George remains an obnoxious, arrogant, self-important, and insecure jerk. But he’s got money and power, and he’s married to Elizabeth (Heida Reed), the wife of Ross’s late brother Francis and long-standing flame of Ross himself.

Elizabeth and Ross briefly gave in to their mutual passion last season, which unsurprisingly created serious issues between Ross and his own wife Demelza (Eleanor Tomlinson, top), who loves Ross.

And in fact, Ross loves her. He and Elizabeth had the classic moment of impulsive weakness, which cast a classic cloud of fragility, resentment, remorse, and regret over his marriage.

Turner and Tomlinson do a splendid job conveying those troubles even as Ross and Demelza struggle to put the pieces back together.
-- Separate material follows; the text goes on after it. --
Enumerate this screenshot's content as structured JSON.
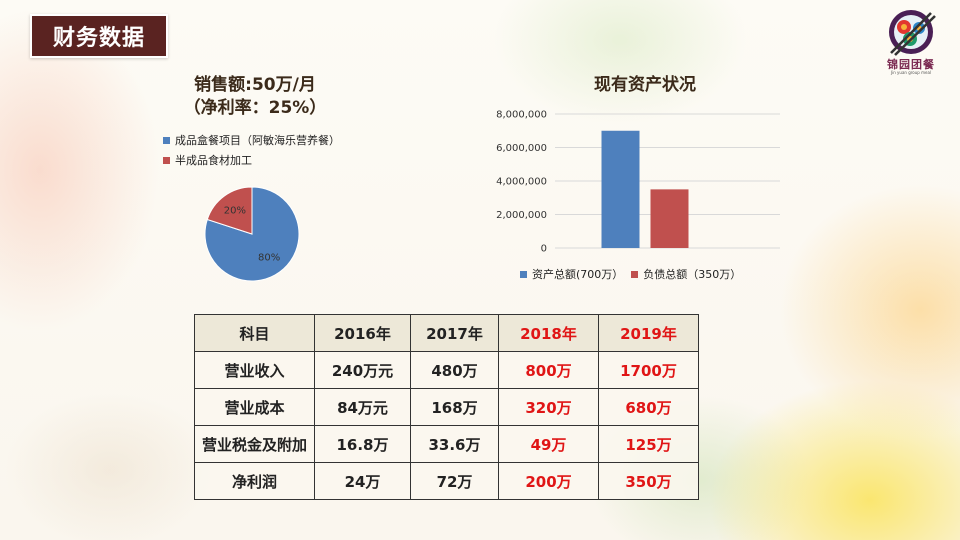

For what it’s worth, things are no easier for Elizabeth. As the season begins she is eight months pregnant with what George is convinced is his long-awaited male heir, and more than the standard physical discomforts of pregnancy are weighing on her.

She ultimately makes a dramatic move in the premiere episode, though it doesn’t have the outcome she seemingly hoped it would.

The same can be said for her marriage to George, in which his penchant for control has been wearing ever-thinner as the birth of the heir approaches.

Among other things, it’s clear he intends for the new child to completely supplant Geoffrey (Harry Marcus, left), Elizabeth’s son with Francis.

That scheme nicely leads the show into a charming new subplot. When George decides a governess for Geoffrey would start detaching him from Elizabeth, he hires the teenage Morwenna Chynoweth (Ellise Chappell, above) and that sets her up for a sweet young-love romance with a smitten local fellow she meets while walking on the beach with Geoffrey.

Romance doesn’t always come sweet on Poldark, of course. Beyond the troubles of Ross and Demelza or Elizabeth and George, young Caroline Penvenen (Gabriella Wilde) has to make some tough decisions about Dr. Dwight Enys (Luke Norris).

They’re deeply in love, but he has been disillusioned by things required of a doctor by some elements of the town, so he decided last season to join the Navy.

Since a Naval war with France seems imminent, Caroline fears this could become a high-risk occupation. She’s right.  

Elizabeth’s sharp-tongued Aunt Agatha (Caroline Blakiston, right) is still around, praise the Lord, because it would be a different show without her. She’s the only one who can get away with calling George an insufferable jerk every time he opens his mouth.

The show still looks beautiful, between the Cornwall countryside and the British flair for brilliant use of light, landscapes, and shadows.

And in the larger picture, the implication of the title remains accurate: The show focuses on Poldark, a basically decent man who has made at least one lamentable mistake that cost him many character points, but who in the larger picture is more sinned against than sinning.

His refusal to leverage his money and standing into the comfortable life of the rich, at the expense of the less fortunate, has caused his own standing and lifestyle to erode. It has forced him to accept repeated degradations at the hands of George.

Allowing that Elizabeth has been his Achilles heel, he has mostly maintained his moral compass, often at considerable cost.

Like many people who struggle daily with morality, he is also given to brooding and indecision, which understandably can drive his wife crazy.

No matter what he enjoys in material goods or genuine affection, he has no clear path to happily ever after, or even relaxing enough to enjoy what he has now.

He’s a restless soul, and when restless souls are played as well as Turner plays Ross Poldark, we are drawn to watch them.

While Season 4 has a fair number of tense new developments, it also takes time to linger on the people and their land. It’s not action television, and in this era when almost everything else is, Poldark remains a pleasure to watch and savor.